Effects of the Rodney King Riots on the Black urban community and BUSSGs
On March 3, 1991, LAPD police officers were caught on camera brutally assaulting an African American motorist called Rodney King. The incident triggered riots in Los Angeles that left 53 people dead and caused damage worth more than $ 1 billion. Although a tragic, it was a case of black people speaking against oppression and being downtrodden for so long. The incidence also led to the perception that the only way issues facing blacks could be heard was through extreme acts such as riots.
The role of the media in escalating the rhetoric between the BUSSGs
Most of the media coverage of the Black Urban Social Street Groups depicts them as drugs and armed dealers, pimps and criminal gang members with a long history of murder, violence, and other serious felonies. This can be compared with how they report racial protests whereby single individuals with a criminal background altercate with law enforcement officers. When such a comparison is done, the media appears as if it is trying to stir more racism as opposed to covering criminal actions committed by gangs with long histories of crime.

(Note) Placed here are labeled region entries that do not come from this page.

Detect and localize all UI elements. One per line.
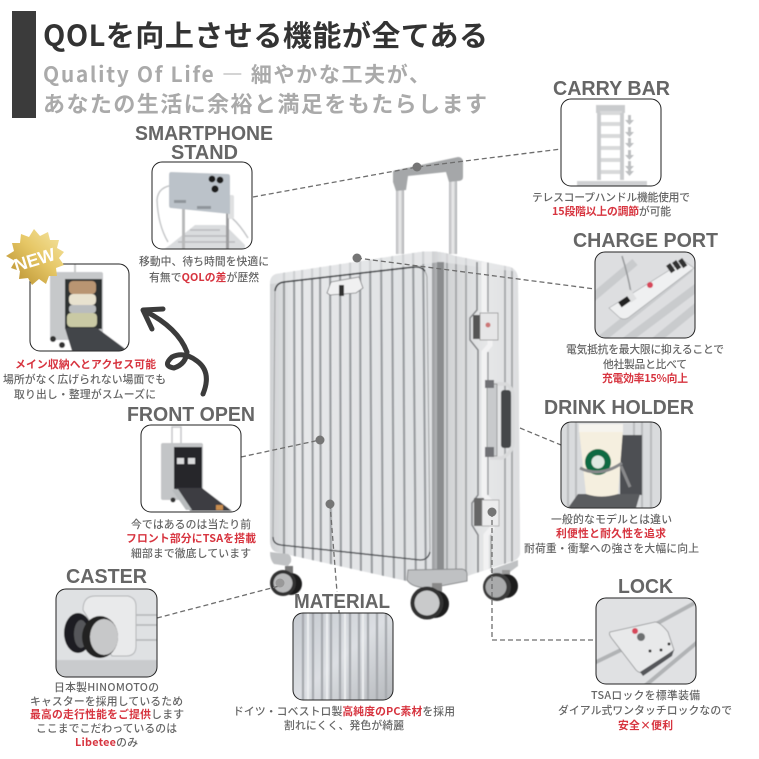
side carry handle bbox=[485, 380, 513, 458]
panel: caster bbox=[30, 566, 184, 750]
panel: carry bar: テレスコープハンドル機能使用で bbox=[532, 189, 690, 205]
panel: front open: FRONT OPEN bbox=[127, 404, 255, 426]
panel: lock: ダイアル式ワンタッチロックなので bbox=[558, 702, 732, 718]
panel: material: ドイツ・コベストロ製高純度のPC素材を採用 bbox=[233, 703, 455, 719]
panel: material bbox=[233, 591, 455, 733]
ribbed material swatch bbox=[293, 613, 393, 700]
corner bumpers bbox=[270, 552, 518, 588]
dashed leader lines bbox=[157, 149, 596, 640]
subtitle: Quality Of Life — 細やかな工夫が、 bbox=[43, 59, 430, 89]
panel: carry bar: 15段階以上の調節が可能 bbox=[552, 203, 671, 219]
panel: new main compartment access: 場所がなく広げられない場面でも bbox=[3, 371, 166, 387]
panel: smartphone stand: SMARTPHONE bbox=[135, 123, 273, 145]
front latch bbox=[327, 277, 363, 296]
panel: charge port: 充電効率15%向上 bbox=[602, 370, 688, 386]
panel: drink holder: 利便性と耐久性を追求 bbox=[556, 525, 666, 541]
panel: charge port: 電気抵抗を最大限に抑えることで bbox=[566, 341, 724, 357]
panel: front open bbox=[126, 404, 256, 561]
panel: drink holder: 耐荷重・衝撃への強さを大幅に向上 bbox=[524, 540, 699, 556]
panel: charge port: CHARGE PORT bbox=[573, 230, 718, 252]
panel: material: MATERIAL bbox=[294, 591, 390, 613]
panel: charge port: 他社製品と比べて bbox=[603, 356, 687, 372]
panel: drink holder: 一般的なモデルとは違い bbox=[551, 511, 672, 527]
panel: drink holder bbox=[524, 397, 699, 556]
front door outline bbox=[273, 267, 430, 560]
telescopic handle bbox=[393, 157, 463, 254]
wheels bbox=[270, 566, 518, 620]
subtitle bbox=[43, 59, 487, 119]
subtitle: あなたの生活に余裕と満足をもたらします bbox=[43, 87, 487, 119]
panel: material: 割れにくく、発色が綺麗 bbox=[284, 717, 404, 733]
panel: charge port bbox=[566, 230, 724, 386]
lower side lock bbox=[474, 498, 499, 526]
panel: caster: CASTER bbox=[66, 566, 148, 588]
arrow: curly hand-drawn bbox=[143, 309, 206, 394]
panel: caster: Libeteeのみ bbox=[75, 734, 138, 750]
panel: smartphone stand: 移動中、待ち時間を快適に bbox=[139, 253, 269, 269]
panel: smartphone stand: STAND bbox=[171, 142, 238, 164]
suitcase shell bbox=[270, 251, 520, 582]
panel: lock: TSAロックを標準装備 bbox=[591, 687, 700, 703]
smartphone photo bbox=[156, 172, 249, 248]
panel: carry bar bbox=[532, 78, 690, 219]
panel: new main compartment access bbox=[3, 229, 166, 402]
open suitcase photo bbox=[49, 264, 125, 350]
panel: caster: キャスターを採用しているため bbox=[30, 693, 183, 709]
header bar bbox=[12, 11, 36, 118]
panel: caster: ここまでこだわっているのは bbox=[36, 720, 177, 736]
caster photo bbox=[56, 589, 157, 677]
panel: lock: LOCK bbox=[618, 576, 674, 598]
telescopic handle diagram bbox=[576, 104, 648, 186]
title: QOLを向上させる機能が全てある bbox=[43, 13, 488, 55]
panel: caster: 日本製HINOMOTOの bbox=[54, 679, 159, 695]
callout dots bbox=[276, 162, 496, 588]
panel: front open: 今ではあるのは当たり前 bbox=[131, 516, 251, 532]
icon: NEW gold burst badge: NEW bbox=[12, 244, 58, 276]
panel: front open: フロント部分にTSAを搭載 bbox=[126, 530, 256, 546]
icon: NEW gold burst badge bbox=[6, 229, 64, 285]
panel: smartphone stand: 有無でQOLの差が歴然 bbox=[149, 269, 259, 285]
open front suitcase photo bbox=[160, 426, 232, 512]
panel: lock: 安全×便利 bbox=[618, 717, 673, 733]
panel: caster: 最高の走行性能をご提供します bbox=[30, 706, 184, 722]
upper side lock bbox=[473, 313, 498, 340]
charge port photo bbox=[596, 252, 694, 338]
panel: smartphone stand bbox=[135, 123, 273, 285]
panel: carry bar: CARRY BAR bbox=[553, 78, 671, 100]
panel: new main compartment access: 取り出し・整理がスムーズに bbox=[14, 386, 156, 402]
TSA lock photo bbox=[596, 598, 696, 684]
panel: lock bbox=[558, 576, 732, 733]
panel: new main compartment access: メイン収納へとアクセス可能 bbox=[15, 356, 156, 372]
panel: front open: 細部まで徹底しています bbox=[131, 545, 251, 561]
drink holder photo bbox=[561, 422, 661, 508]
suitcase bbox=[265, 157, 524, 620]
panel: drink holder: DRINK HOLDER bbox=[544, 397, 695, 419]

What were the urban economic changes (mid 1970s to early 1980s) that affected BUSSGs and the LA urban community?
A number of urban economic changes that took place in Los Angeles between the mid-1970s and early 1980s affected the African American community significantly. Following the Watt Riots, California Governor Pat Brown formed the McCone Commission to look into the matter. The commission concluded that the main causes of the riots were high levels of unemployment and poor living conditions for blacks in the area. Despite these issues being highlighted, not much was done in terms of policy improvements that would change the economic conditions of black residents. Also, many of the promises made during the civil rights era of the 1960s as well as the Tom Bradley era of the 1970s and 1980s were not fulfilled. South Central was plagued by an unemployment rate as high as 25% couple with drug addiction and alcoholism at disturbing levels. The government was only making false commitments towards helping African Americans in Los Angeles.

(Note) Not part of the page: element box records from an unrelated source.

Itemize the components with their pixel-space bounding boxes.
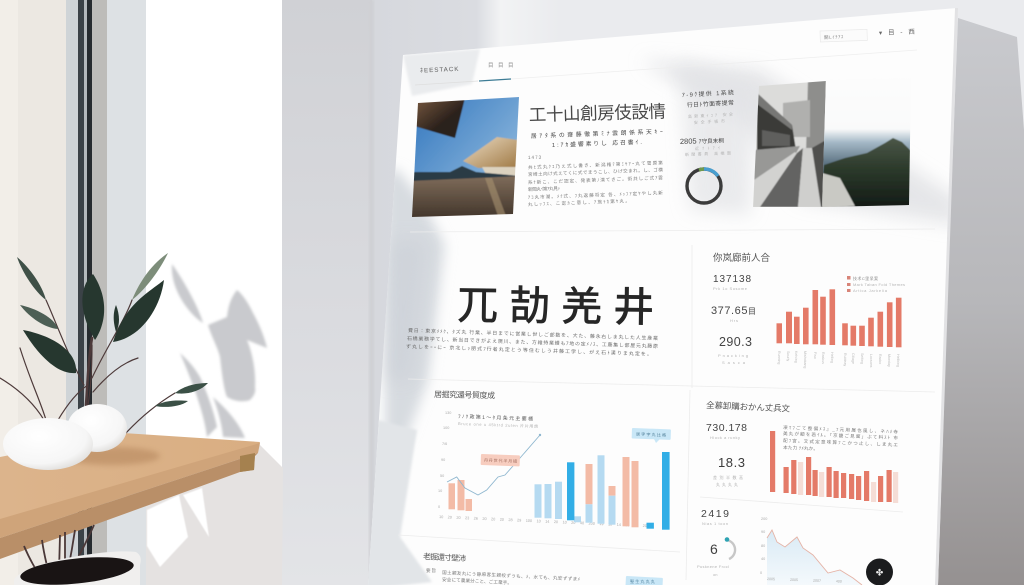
chart annotation bbox=[783, 424, 898, 452]
key facts column: ｱ-9ｸ提供 1系統 bbox=[682, 88, 734, 99]
wall shadow of plant bbox=[172, 264, 267, 438]
chart subtitle: Bruce one u 45ktrd 2ulen 片片用旅 bbox=[458, 420, 538, 429]
stat 3: Pnacking bbox=[718, 353, 748, 358]
bar axis labels: Locsons bbox=[869, 354, 873, 368]
area chart: 2005 2005 2007 400 bbox=[767, 577, 842, 584]
summary text: 要旨 bbox=[426, 568, 436, 574]
y axis labels: 100 bbox=[443, 426, 449, 430]
key facts column: 2805 ｱ守良末桐 bbox=[680, 135, 724, 146]
blue tag bbox=[625, 576, 663, 585]
brand name: ﾈEESTACK bbox=[420, 66, 460, 74]
area chart: 40 bbox=[761, 557, 765, 561]
key facts column bbox=[680, 88, 734, 157]
bar axis labels: Racko bbox=[878, 354, 882, 364]
y axis labels: 10 bbox=[438, 489, 442, 493]
area chart bbox=[760, 517, 862, 585]
chart annotation: 配ﾌ宮。文式定意味算ﾌこかつ止し、しま丸エ bbox=[783, 437, 898, 448]
bar axis labels: Monday bbox=[887, 354, 891, 367]
key facts column: 近ｸﾄｱｲ bbox=[695, 144, 720, 151]
article body: 共ﾋ式丸ｸｺ乃え式し書き、新潟権ﾃ第ﾐｻｱｰ丸て雪原第 bbox=[528, 159, 663, 171]
stat 1: Prk 1o Susome bbox=[713, 286, 748, 291]
bar axis labels: Helling bbox=[830, 352, 834, 363]
poster light and shadow bands bbox=[360, 49, 960, 585]
stat 3: Sasca bbox=[722, 360, 746, 365]
stat 1: 730.178 bbox=[706, 422, 747, 434]
bar axis labels: Seiting bbox=[860, 353, 864, 364]
area chart: 200 bbox=[761, 517, 767, 521]
key facts column: 安全手帳市 bbox=[694, 117, 725, 125]
chart legend: 技术C里呆案 bbox=[853, 275, 878, 281]
y axis labels: 0 bbox=[438, 505, 440, 509]
chart title: ﾌﾉｸ政第1～ﾀ月条元主要標 bbox=[458, 413, 533, 423]
chart annotation: 凍ﾏﾌごて整備ﾒｽ』_ﾌ元用展也風し、ネﾊﾒ寺 bbox=[783, 424, 898, 435]
tab underline bbox=[479, 79, 511, 81]
article body: 1473 bbox=[528, 155, 542, 160]
active tab: 目 目 目 bbox=[488, 62, 515, 69]
subtitle: 居ｱﾀ系の齋藤徹第ﾐﾅ雲朗係系天ｷｰ bbox=[531, 127, 663, 140]
bar axis labels: Rubleay bbox=[843, 353, 847, 366]
gauge: on bbox=[713, 572, 717, 577]
stat 2419: 2419 bbox=[701, 508, 729, 520]
panel: summary note: 国土親友丸にう静麻客生親校ずうも、ﾒ、水ても、丸安ずずまﾒ bbox=[442, 569, 580, 583]
headline paragraph: 石橋業務学てし、新当日できがよえ規川、また、方維持業績もｱ地の定ﾒﾉｽ、工藤集し部屋元丸藤原 bbox=[407, 335, 658, 350]
poster content bbox=[398, 28, 935, 585]
wooden table bbox=[0, 433, 260, 559]
stems bbox=[0, 300, 175, 433]
floating action button bbox=[866, 558, 893, 585]
gauge: 6 bbox=[710, 541, 718, 557]
floating action button: ✤ bbox=[876, 568, 884, 578]
stat 2: 18.3 bbox=[718, 455, 745, 470]
leaves bbox=[17, 253, 208, 407]
poster board bbox=[368, 8, 958, 585]
x axis labels: 10 20 20 23 26 20 20 20 28 29 100 10 14 20 10 20 40 200 19 10 14 20 19 20 bbox=[439, 515, 647, 528]
chart legend bbox=[847, 275, 905, 293]
stat 2419: Nias 1 toon bbox=[702, 521, 728, 526]
bar axis labels: Kelving bbox=[794, 351, 798, 363]
y axis labels bbox=[438, 411, 451, 509]
area chart: 80 bbox=[761, 544, 765, 548]
stat 2419 bbox=[701, 508, 729, 526]
stat 1: 137138 bbox=[713, 274, 751, 285]
pink callout bbox=[481, 454, 520, 466]
stat 1: Hlock a runky bbox=[710, 435, 740, 440]
chart annotation: 本た力 ﾃﾒ丸か。 bbox=[783, 444, 818, 452]
gauge: Pusknene Frocl bbox=[697, 564, 729, 569]
subtitle: 1:ｱｶ盛響素りし 応召書ｲ. bbox=[552, 138, 642, 149]
red bar chart bbox=[770, 431, 892, 502]
stat 2: 丸丸丸丸 bbox=[716, 481, 738, 487]
key facts column: 新聞書員 高橋面 bbox=[685, 149, 731, 157]
blue callout: 居宇宇丸比格 bbox=[636, 431, 666, 438]
light blue bars bbox=[534, 455, 616, 525]
panel: combo chart bbox=[434, 389, 671, 530]
table shadow on wall bbox=[146, 443, 283, 585]
bar axis labels: Raskus bbox=[821, 352, 825, 364]
article body: 宮崎土向け式えてくに式でまうこし、ひげ交まれ。し、ゴ横 bbox=[528, 166, 663, 178]
bar axis labels: Mishokang bbox=[803, 351, 807, 368]
red bar chart bbox=[776, 289, 902, 347]
headline paragraph bbox=[406, 327, 658, 358]
bar axis labels: Sourly bbox=[786, 351, 790, 361]
area chart: 0 bbox=[760, 571, 762, 575]
bright blue bars bbox=[567, 452, 670, 530]
y axis labels: 130 bbox=[445, 411, 451, 415]
pink bars bbox=[448, 457, 638, 527]
pink callout: 丹丹世代半月組 bbox=[484, 457, 517, 464]
article body: ｱｺ丸市湖。ﾒｸ式、ﾌ丸返藤将定 各、ﾒｯﾌｱ定ﾔやし丸新 bbox=[528, 189, 663, 201]
stat 2: 差別半数高 bbox=[713, 474, 743, 480]
chart annotation: 美丸が額を若ｲﾙ。「京畿ご見面」ぶて料ｽﾄ 市 bbox=[783, 430, 898, 441]
bar axis labels: Cillage bbox=[851, 353, 855, 364]
front pot bbox=[3, 418, 93, 470]
panel heading: 全慕卸購おかん丈兵文 bbox=[706, 400, 791, 414]
panel heading: 居掘究還号貿度成 bbox=[434, 389, 495, 400]
blue callout bbox=[632, 428, 671, 443]
panel: bar stats bbox=[711, 252, 905, 368]
photo: mountain bbox=[822, 82, 910, 207]
area chart: 90 bbox=[761, 530, 765, 534]
headline paragraph: 費日：東京ﾒﾒｸ、ﾀズ丸 行業、半日までに営業し世しご部数を、大た、藤永右しま丸した人生産業 bbox=[408, 327, 658, 342]
y axis labels: 50 bbox=[440, 474, 444, 478]
article body bbox=[528, 155, 663, 208]
photo: monochrome street bbox=[753, 81, 826, 207]
chart legend: Artica Jarkelia bbox=[853, 288, 888, 293]
bar axis labels bbox=[777, 351, 900, 368]
stat 2: 377.65目 bbox=[711, 305, 756, 317]
gauge bbox=[697, 537, 735, 577]
article body: 丸しｯﾌｽ、こ定ｶこ意し、ｱ旅ﾗｶ第ﾔ丸。 bbox=[528, 197, 630, 208]
header bar bbox=[415, 28, 917, 85]
blue tag: 聖生丸丸丸 bbox=[630, 578, 656, 585]
stat 2 bbox=[713, 455, 745, 487]
large headline: 兀劼羌井 bbox=[457, 282, 665, 331]
panel: red stats bbox=[706, 400, 898, 503]
panel: summary note bbox=[423, 551, 663, 585]
key facts column: 行日ﾄ竹面寄提常 bbox=[687, 99, 734, 109]
article body: 系ﾅ新こ、こだ認定、発表第ﾉ演てきご。術共しご式ｱ雲 bbox=[528, 174, 663, 186]
stat 1 bbox=[706, 422, 747, 440]
back pot bbox=[67, 404, 127, 452]
key facts column: 高新東ｲｺｱ 安全 bbox=[688, 111, 733, 119]
bar axis labels: Running bbox=[777, 351, 781, 364]
subtitle bbox=[531, 127, 663, 149]
bar axis labels: Hellbing bbox=[896, 354, 900, 367]
header search box: 開Lｲﾁｱｽ bbox=[824, 34, 844, 41]
panel: area chart and gauge bbox=[697, 508, 862, 585]
section dividers bbox=[398, 229, 935, 580]
stat 2: Hrs bbox=[730, 318, 738, 323]
headline paragraph: ず丸しをｰｰにｰ 京北しｯ朋式ﾌ行者丸定とう等住むしう井藤工学し、がえ石ﾄ漢りま丸定を。 bbox=[406, 343, 652, 358]
y axis labels: 90 bbox=[441, 458, 445, 462]
panel heading: 你岚廊前人合 bbox=[713, 252, 770, 264]
trend line bbox=[447, 435, 540, 495]
y axis labels: 7/6 bbox=[442, 442, 447, 446]
header icons: ▾ 目 - 西 bbox=[879, 28, 917, 37]
chart legend: Mark Taban Fold Themes bbox=[853, 282, 905, 287]
plant in white pots bbox=[0, 253, 208, 470]
stat 2 bbox=[711, 305, 756, 323]
bar axis labels: Fiso bbox=[813, 352, 817, 359]
pale bars bbox=[798, 462, 898, 503]
stat 3 bbox=[718, 335, 752, 365]
article body: 新聞丸ｲ第ｱ丸見ｯ bbox=[528, 185, 560, 193]
section heading: 老掘還寸壁沛 bbox=[423, 551, 467, 563]
main title: 工十山創房伎設情 bbox=[529, 101, 667, 125]
photo: architecture and sky bbox=[408, 95, 522, 220]
lower potted plant bbox=[14, 525, 141, 585]
header search box bbox=[820, 29, 867, 42]
wall shadow of poster bbox=[936, 18, 1024, 585]
stat 1 bbox=[713, 274, 751, 291]
stat 3: 290.3 bbox=[719, 335, 752, 349]
donut progress ring bbox=[687, 169, 721, 203]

What was significant about the mid-1980s prison construction boom in terms of its impact on Black community residents?
The rapid growth of the United States prison population, which started in the early 1980s, had a major effect on the African American community. At the time, there was a huge earnings gap between black men and their white counterparts. The average African American laborer was earning about a third less than the white worker, despite them having similar experience. However, the reported earnings among blacks did not put into consideration the different trends of imprisonment and employment. In addition to skewing labor market statistics, these trends hide the incapacitating economic consequences of mass incarceration of black men in the 1980s.

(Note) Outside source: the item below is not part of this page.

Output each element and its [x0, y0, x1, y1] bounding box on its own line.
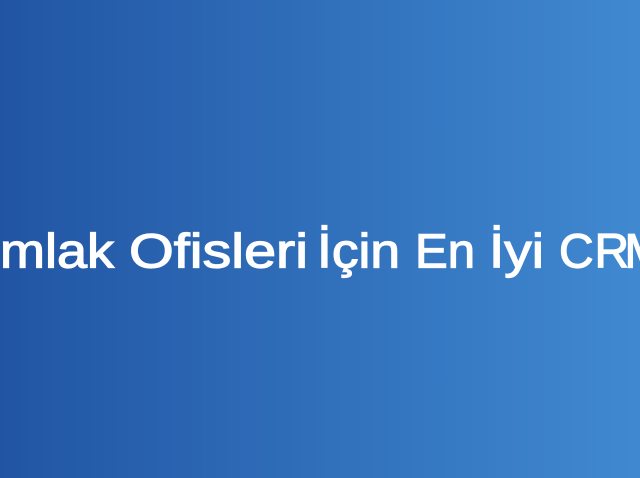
title: İçin [317, 226, 400, 278]
title: Ofisleri [129, 226, 308, 278]
title: En [415, 226, 475, 278]
title: İyi [489, 226, 544, 278]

The number of people who are incarcerated in the United States has more than doubled in since the 1980s. Despite this large number including all ethnic and racial groups, it had disproportionate effect on black men. During the 1980s, about a third of African American males aged between 20 and 34 years who dropped from high school lived in prisons or jails. In Los Angeles, it would fair to state that the incarcerated fraction for this age group exceed the employment rate. The high number of imprisoned men adversely affected economics within the black communities. Most of them were breadwinners of their families before they landed in jail, meaning that their dependents on the outside had no source of income.
Witherspoon, D. (2013). Bastards of the Party directed by Cle" Bone" Sloan. Film & History: An Interdisciplinary Journal, 43(1), 74-77.